Artist Adam Pendleton and tennis superstar Venus Williams are staging an art auction next month to raise funds to preserve the childhood home of Blues singer Nina Simone.
Nina Simone was born Eunice Waymon in a three-room clapboard property in Tryon, North Carolina, in 1933. It was there, amid the Great Depression and racist Jim Crow segregation, that she learned to play the piano and perform with the financial aid of Tryon’s African-American community.
Simone’s family home stood empty for a number of years and ultimately faced the wrecking ball before it was jointly purchased in 2017 by Pendleton, alongside fellow artists Ellen Gallagher, Rashid Johnson and Julie Mehretul, for $95,000. The auction (which will take place online via Sotheby’s on 23 May in New York) will raise funds to safeguard the future of the landmark home as an African American historical site.
Williams and Pendleton are curating the show, which includes works by Stanley Whitney, Mary Weatherford, Robert Longo and Cecily Brown.
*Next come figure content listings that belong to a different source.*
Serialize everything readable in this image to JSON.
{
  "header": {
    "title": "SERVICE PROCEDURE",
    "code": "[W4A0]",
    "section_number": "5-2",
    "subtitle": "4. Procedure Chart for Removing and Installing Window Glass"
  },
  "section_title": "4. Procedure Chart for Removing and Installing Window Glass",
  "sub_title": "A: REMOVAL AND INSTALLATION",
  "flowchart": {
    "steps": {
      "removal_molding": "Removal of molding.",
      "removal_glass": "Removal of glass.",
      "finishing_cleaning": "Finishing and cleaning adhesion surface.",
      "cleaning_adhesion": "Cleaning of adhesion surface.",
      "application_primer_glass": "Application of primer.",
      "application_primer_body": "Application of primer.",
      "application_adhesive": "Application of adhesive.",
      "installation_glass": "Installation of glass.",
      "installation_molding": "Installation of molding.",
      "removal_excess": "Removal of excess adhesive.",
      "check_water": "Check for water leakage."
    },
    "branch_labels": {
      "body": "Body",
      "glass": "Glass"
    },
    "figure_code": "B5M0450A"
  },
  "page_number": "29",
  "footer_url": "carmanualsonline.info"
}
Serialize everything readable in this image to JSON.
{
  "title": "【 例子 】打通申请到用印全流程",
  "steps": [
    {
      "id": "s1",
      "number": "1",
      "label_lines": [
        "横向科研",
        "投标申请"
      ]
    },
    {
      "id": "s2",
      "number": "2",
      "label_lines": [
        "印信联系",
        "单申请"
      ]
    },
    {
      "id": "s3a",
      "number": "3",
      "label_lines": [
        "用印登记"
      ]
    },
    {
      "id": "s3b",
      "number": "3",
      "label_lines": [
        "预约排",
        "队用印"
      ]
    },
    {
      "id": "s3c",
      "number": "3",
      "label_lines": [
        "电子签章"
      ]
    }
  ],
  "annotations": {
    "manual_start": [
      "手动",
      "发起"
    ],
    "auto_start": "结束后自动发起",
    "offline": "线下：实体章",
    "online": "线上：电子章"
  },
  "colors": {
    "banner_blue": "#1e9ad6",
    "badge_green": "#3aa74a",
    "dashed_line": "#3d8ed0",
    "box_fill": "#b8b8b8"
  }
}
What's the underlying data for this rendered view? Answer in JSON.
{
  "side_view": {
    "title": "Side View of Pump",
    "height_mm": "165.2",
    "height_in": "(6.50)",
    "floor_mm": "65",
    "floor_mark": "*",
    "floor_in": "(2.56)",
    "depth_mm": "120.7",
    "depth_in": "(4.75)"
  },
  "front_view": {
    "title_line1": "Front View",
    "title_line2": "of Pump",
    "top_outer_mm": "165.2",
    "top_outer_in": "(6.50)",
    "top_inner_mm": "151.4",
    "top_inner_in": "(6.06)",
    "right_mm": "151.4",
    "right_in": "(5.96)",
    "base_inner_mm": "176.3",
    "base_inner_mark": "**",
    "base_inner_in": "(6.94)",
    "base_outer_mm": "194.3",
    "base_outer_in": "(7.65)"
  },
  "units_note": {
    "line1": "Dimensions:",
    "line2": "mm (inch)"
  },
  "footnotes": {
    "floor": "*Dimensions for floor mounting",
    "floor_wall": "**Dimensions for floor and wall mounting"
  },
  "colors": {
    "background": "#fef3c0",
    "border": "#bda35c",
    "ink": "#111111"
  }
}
The physical exhibition will be staged at Pace Gallery’s New York space from 12-20 May 2023, with online bidding opening via Sotheby’s at 11:00 EDT and closing at 15:00 EDT on 22 May 2023.
‘Each of the artists Adam and I have selected for the auction has a unique, powerful voice, and we’ve been moved by their generosity and enthusiasm for this important cause,’ says Williams. ‘It’s been a privilege to collaborate with Adam in curating the auction.’
The National Trust is working alongside the Nina Simone Project, World Monuments Fund and North Carolina African American Heritage Commissioning to preserve and rehabilitate the structure for future generations. It is the largest-ever preservation effort dedicated to an African American historic site.